Using Twitter, Facebook, Tumblr and Instagram to advertise and promote a new or upcoming film release isn’t exactly a new concept. Distributors have been incorporating social media campaigns as part of their marketing efforts for the past several years now. However, most attempts at building awareness via social media have been learning experiences and results have varied widely. In other words, not all distributors are capable of exploiting social media to its fullest.
CBS Films, on the other hand, has proven over the past few days that they have mastered the art of marketing via social media.
On Saturday, January 4th, CBS placed a full page advertisement in the New York Times for their current release, “Inside Llewyn Davis”, the latest Coen Brothers film. That, in and of itself, isn’t so unique, but rather it was the content of the ad which caught everyone’s attention: a single Twitter post (also known as a tweet) from New York Times film critic A.O. Scott.

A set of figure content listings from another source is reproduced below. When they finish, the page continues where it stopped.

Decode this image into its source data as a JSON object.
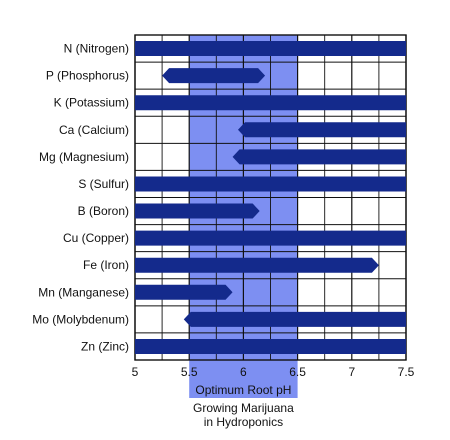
{
  "chart_data": {
    "type": "bar",
    "orientation": "horizontal-range",
    "categories": [
      "N (Nitrogen)",
      "P (Phosphorus)",
      "K (Potassium)",
      "Ca (Calcium)",
      "Mg (Magnesium)",
      "S (Sulfur)",
      "B (Boron)",
      "Cu (Copper)",
      "Fe (Iron)",
      "Mn (Manganese)",
      "Mo (Molybdenum)",
      "Zn (Zinc)"
    ],
    "ranges": [
      {
        "start": 5.0,
        "end": 7.5,
        "start_arrow": false,
        "end_arrow": false
      },
      {
        "start": 5.25,
        "end": 6.2,
        "start_arrow": true,
        "end_arrow": true
      },
      {
        "start": 5.0,
        "end": 7.5,
        "start_arrow": false,
        "end_arrow": false
      },
      {
        "start": 5.95,
        "end": 7.5,
        "start_arrow": true,
        "end_arrow": false
      },
      {
        "start": 5.9,
        "end": 7.5,
        "start_arrow": true,
        "end_arrow": false
      },
      {
        "start": 5.0,
        "end": 7.5,
        "start_arrow": false,
        "end_arrow": false
      },
      {
        "start": 5.0,
        "end": 6.15,
        "start_arrow": false,
        "end_arrow": true
      },
      {
        "start": 5.0,
        "end": 7.5,
        "start_arrow": false,
        "end_arrow": false
      },
      {
        "start": 5.0,
        "end": 7.25,
        "start_arrow": false,
        "end_arrow": true
      },
      {
        "start": 5.0,
        "end": 5.9,
        "start_arrow": false,
        "end_arrow": true
      },
      {
        "start": 5.45,
        "end": 7.5,
        "start_arrow": true,
        "end_arrow": false
      },
      {
        "start": 5.0,
        "end": 7.5,
        "start_arrow": false,
        "end_arrow": false
      }
    ],
    "x_ticks": [
      "5",
      "5.5",
      "6",
      "6.5",
      "7",
      "7.5"
    ],
    "xlim": [
      5,
      7.5
    ],
    "x_gridlines": [
      5,
      5.25,
      5.5,
      5.75,
      6,
      6.25,
      6.5,
      6.75,
      7,
      7.25,
      7.5
    ],
    "highlight_range": [
      5.5,
      6.5
    ],
    "highlight_caption": [
      "Optimum Root pH",
      "Growing Marijuana",
      "in Hydroponics"
    ],
    "grid": true,
    "colors": {
      "bar": "#142a8c",
      "highlight": "#7d8ff2",
      "grid": "#111111",
      "background": "#ffffff"
    }
  }
}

The ad placement turned out to be a marketers dream come true, as it soon went viral with countless mentions on Twitter, Facebook and photo replications showing up on Instagram. Then there were all the journalists who posted stories about the ad on their respective blogs. What CBS managed to do is brilliantly intermingle promotional mediums creating the ultimate self-reflexive marketing Mobius; a traditional newspaper advertisement featuring a Twitter post which people then reference in their own tweets and blog posts.
Granted, part of the reason for the ad getting so much attention was the “controversy” over whether 1) using A.O. Scott’s tweet without his permission was against Twitter’s terms of service and 2) whether it was ethical to edit the content of the original tweet which read.

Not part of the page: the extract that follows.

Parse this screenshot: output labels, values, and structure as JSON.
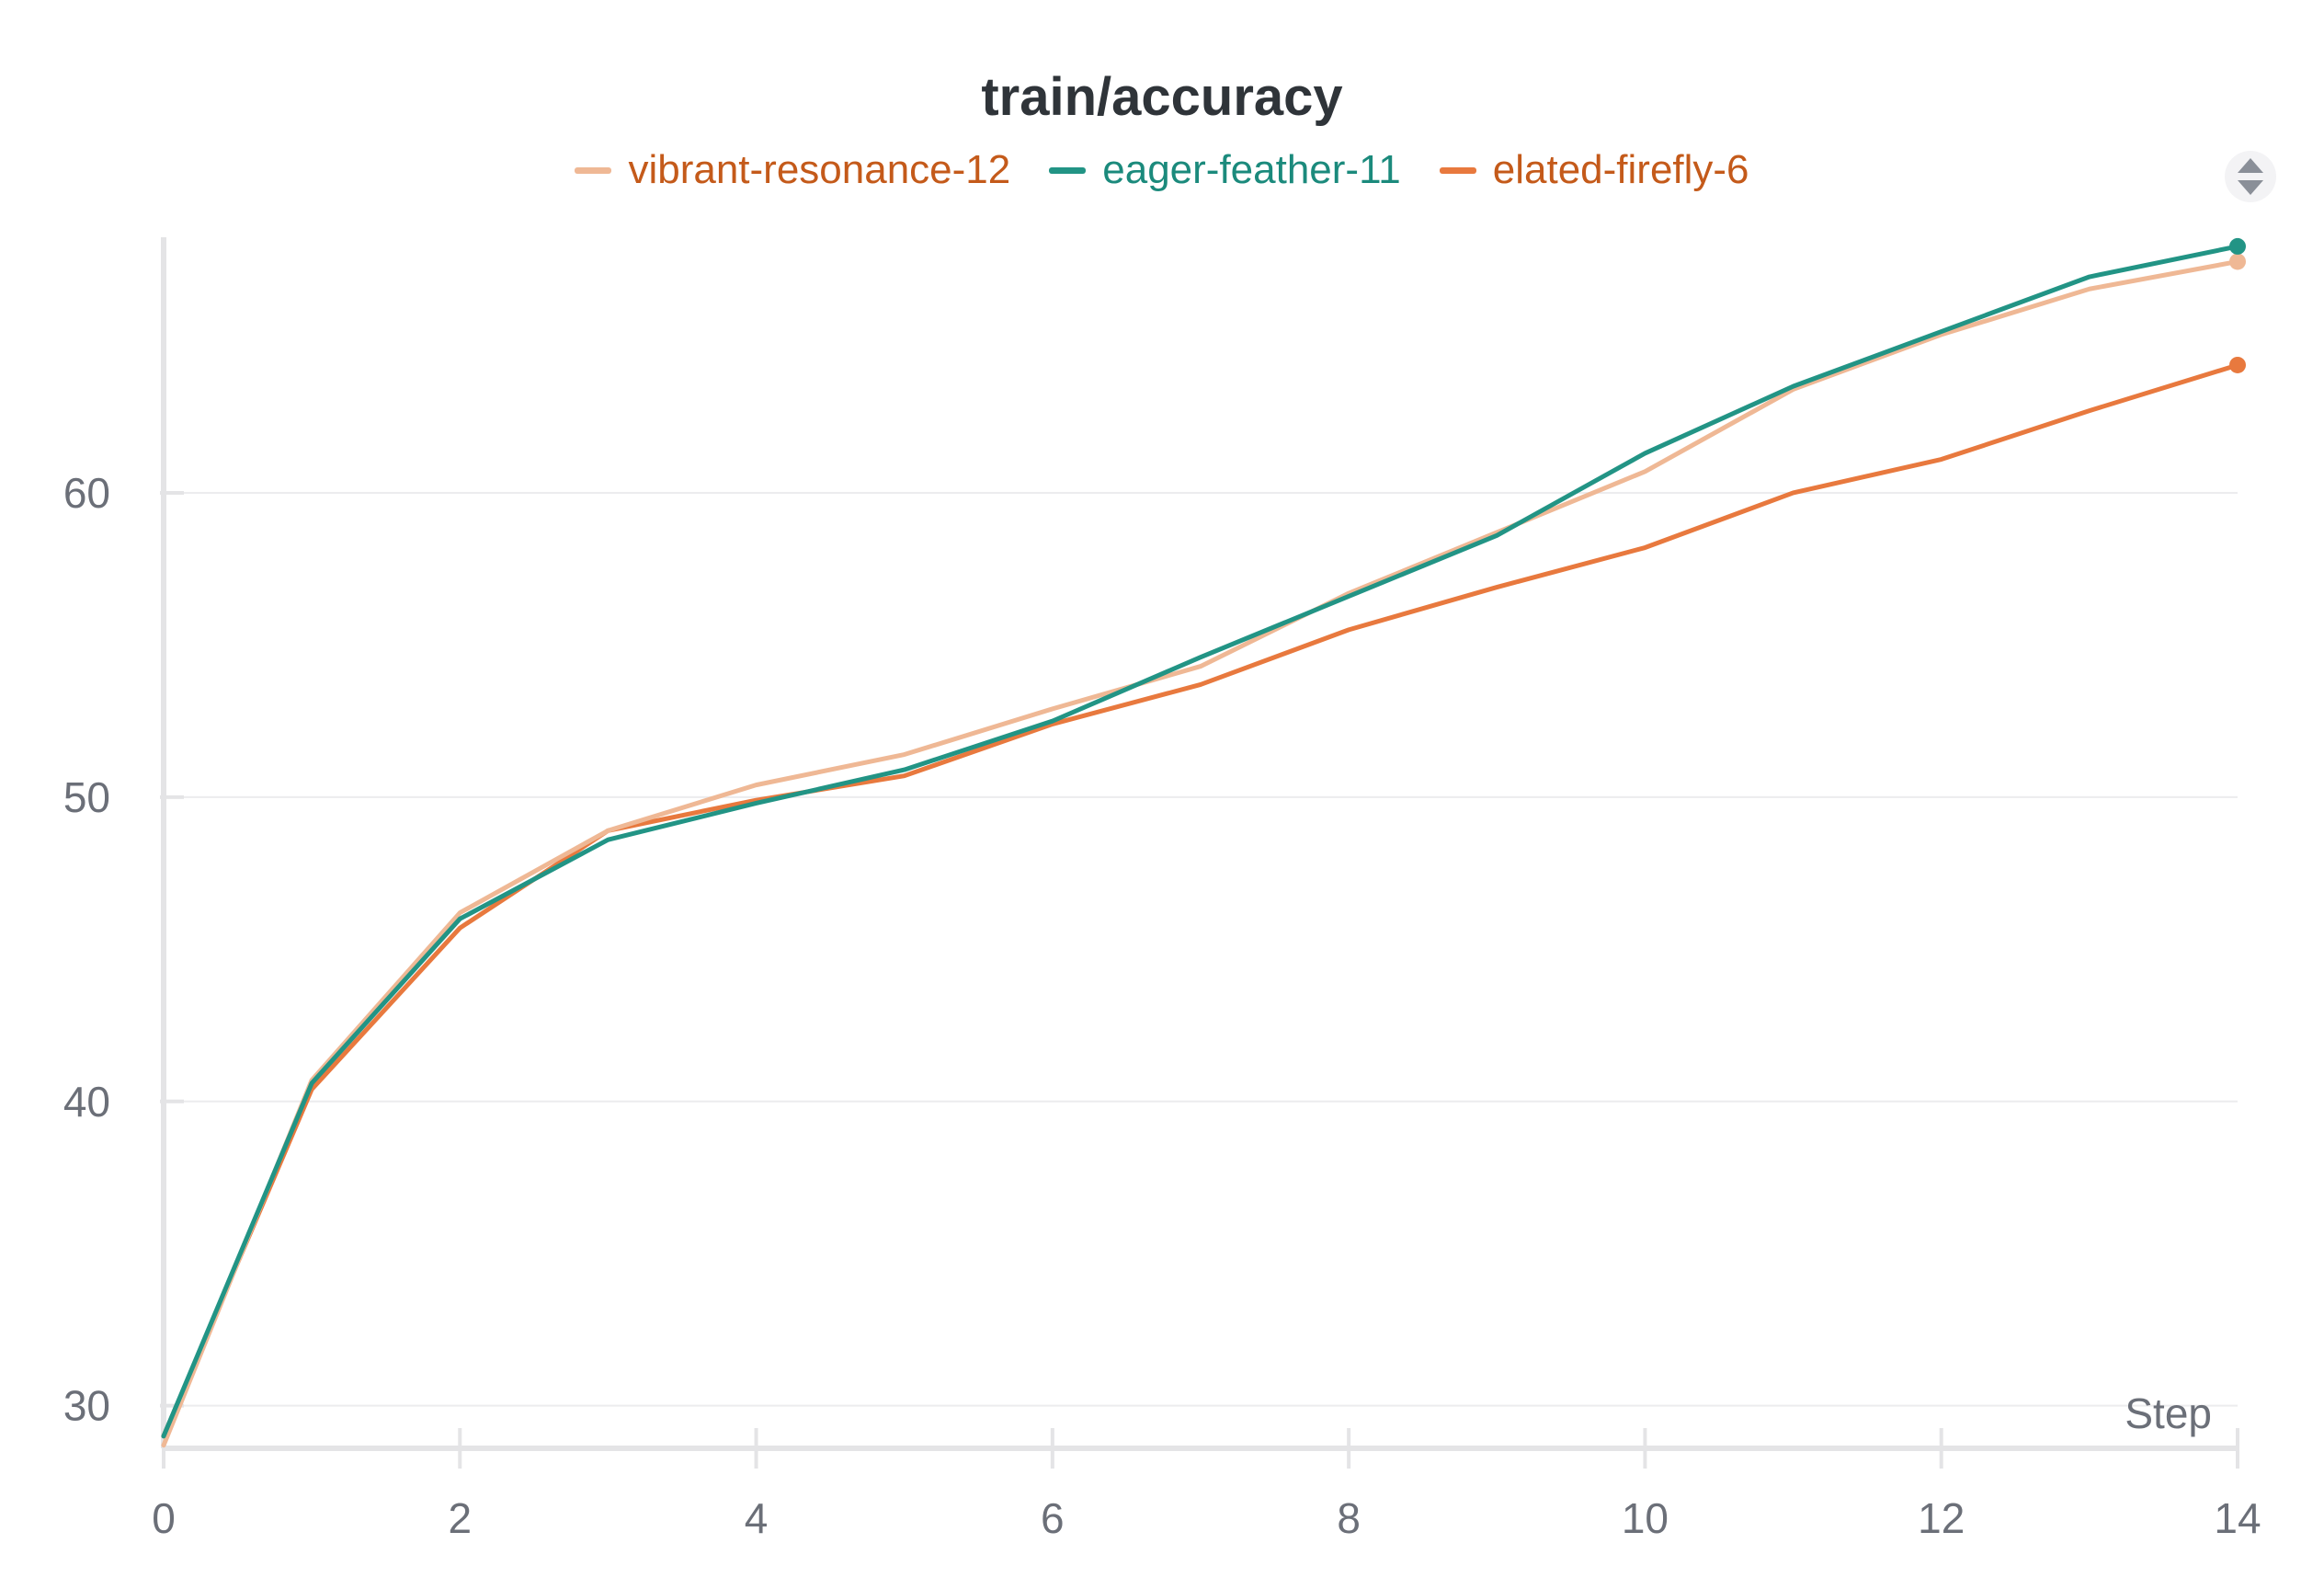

You all keep fighting about Wolf of Wall St. and Am Hustle. I’m gonna listen to the Llewyn Davis album again. Fare thee well, my honeys.
The tweet as published in the ad removed the first sentence, which referenced “The Wolf of Wall Street” and “American Hustle”, two films that are competing with “Inside Llewyn Davis” for top honors during the current awards’ season. In yet another example that there is no such thing as bad publicity, the debate only served to expand the reach of the original ad in the Times well beyond the newspaper.